オーガナイザー:森本 一夫(東京大学東洋文化研究所)
        佐藤健太郎(東京大学人文社会系研究科博士課程)

一 趣旨

 イスラームの文明世界には様々な知識が横溢している。イスラーム文明が継承し取りこむことになった先行諸文明の豊かな遺産、それらの遺産に負いながらイスラーム文明が独自に築き上げた知の体系、そして並行する諸文明との交流や対立の過程でもたらされたもの。本研究会が対象とするのはこの広大なるイスラームの知識の世界である。

 知識は、学者・知識人たちの技術的な知的営為の中だけで完結するものではない。それは常に社会との相関関係のもとに存在する。それは、社会に働きかけ、影響を及ぼし、また逆に社会のあり方や変動によって形づくられるものである。本研究会では、知識と社会の間に存在するこのような相関関係の様々な局面を論じ、イスラーム文明における知識の様態と、そこでの知識観の特質を解明することを目標とする。固有の意味、あるいはメッセージを持った知識が、時に断片的なものとして、時に体系的なものとして、社会とその構成員に影響を及ぼす過程、それとは逆に社会が知識を生み出してゆく過程、あるいはそのようなダイナミックな過程としては捉えがたいような知識と社会の間の静かな緊張関係を、できるだけ「知識」の内容自体に踏み込みながら検討したい。その際、知識に起こる変化と社会変動の間の単なる表面的な関係探しをもって説明とするのではなく、知識を取捨選択する、あるいはそれに無意識に呑み込まれたり創りだしたりする個々人や集団の意識やアイデンティティの問題に迫ることを目指す。

二 対象とする知識・学問

 知識の範疇に入り、上記のような観点から重要な意義を持つものであればどのような分野に属することでも対象となりうる。以下の内容は、研究会の趣旨をよりあきらかにするための例示的なものである。

(1)<イスラーム法学>

 ムスリムとしての行動の規範を幅広く規定するイスラーム法学が、ムスリムひとりひとり、あるいは彼らが構成する社会に対して持つ影響力は計り知れない。個々の規定事項という次元でも、あるいは社会集団としての法学派という次元でも、またその他の様々な次元でも、本研究会がイスラーム法について検討せねばならない問題は数多い。

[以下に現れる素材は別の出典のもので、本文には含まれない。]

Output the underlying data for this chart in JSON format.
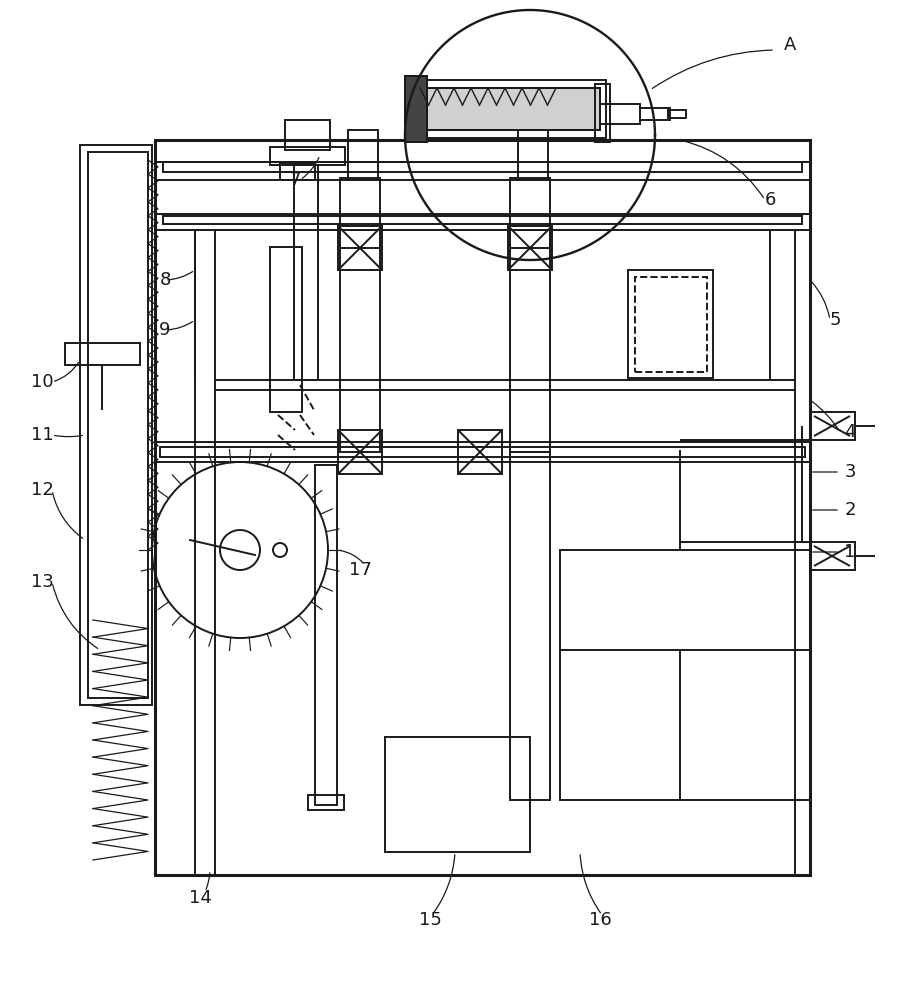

 イスラーム史研究の分野では、マドラサなどを舞台としイスラーム法学を中心とした高等な宗教教育とそれに深く関係するウラマーの問題が、その政治的、社会的意義の解明に力点が置かれる形で論じられてきた。この分野での研究の蓄積は我が国でも比較的多く、関心を持つ層も若手研究者を含め比較的厚い。しかし、たとえば特定の都市における法学派の発展を論じるとき、主に用いられてきた方法は、マドラサの数の推移といった計量的な手法が中心だったのではないだろうか。本研究会では、たとえばこのような問題を考える際にも、マドラサという場で伝達・再生産された知識自体の内容を視野に入れ、議論を深めてみたい。特定の地域の特定の法学派の発展について論ずる際にも、問題を一旦は普遍化し、法学知識とその普及が地域社会というものにもたらす社会的変化、あるいは個人・社会集団の行動や思考様式に及ぼす影響を探求し、そのような根本的な理解に基盤をおいて考察することを志向する。
 なお、イスラーム法に関係する諸問題については、必要に応じ、イスラーム法を中心的な対象として研究を推進しているIAS1班c「イスラームの国家と社会」に協力を仰ぐ。

(2)<その他の諸学>

 知識と社会の相関関係はなにも法学に限定されるものではない。他の宗教諸学、世俗的な人文諸科学、自然科学も本研究会の対象から外されてはならない。たとえばその社会的な重要性に鑑みるとき、農学と農村社会の営み、医学と人々のからだとの関わり方、あるいは暦と人々の生活サイクル・世界観などの間に見いだされる深い相関関係を採りあげることは非常に重要である。逆に、このような必ずしも宗教的とは限らない知識と宗教的知識の共存の様態も、知識のあり方の一側面として検討の対象となりうる。

 本研究会では、以上のような広範な範囲を対象とするゆえに、個別の専門的な主題について回を経るごとに議論が深められるという展開には必ずしもこだわらない。下のような形式で行われる諸発表が、上記のいまだ漠然とした問題設定に沿ってそれぞれの発表者による「挑戦」の結果行われ、「知識と社会の相関関係」に関する議論と認識が徐々に深まってゆくことを期す。

三 活動

 活動の最初の年度である一九九九年度には、年に三回の頻度で研究会を開催し、議論を深めたい。研究会での発表において、発表者は上記の趣旨にできるだけ沿う内容のペーパーを準備することに挑戦し、それを、発表する。同時にこの研究会の機会に、随時関連書物の書評会を行う。事前にオーガナイザーと発表者のみならず、参加予定者が電子メールなどを通じて打ち合わせと意見の交換を行うことを通じて、議論の土壌が整うように図る。IAS5班のホームページに書込自由の電子会議室を設けてもよい。研究会のオーガナイザーの年齢からみて、研究会メンバーも若手研究者、大学院生が主となると想像されるが、単なる「若造のたまり場」とならないようにし、活動の成果をIAS5班のホームページ利用などを通じて公表してゆきたい。なお、三年間の成果いかんによってはその後の活動継続も考える。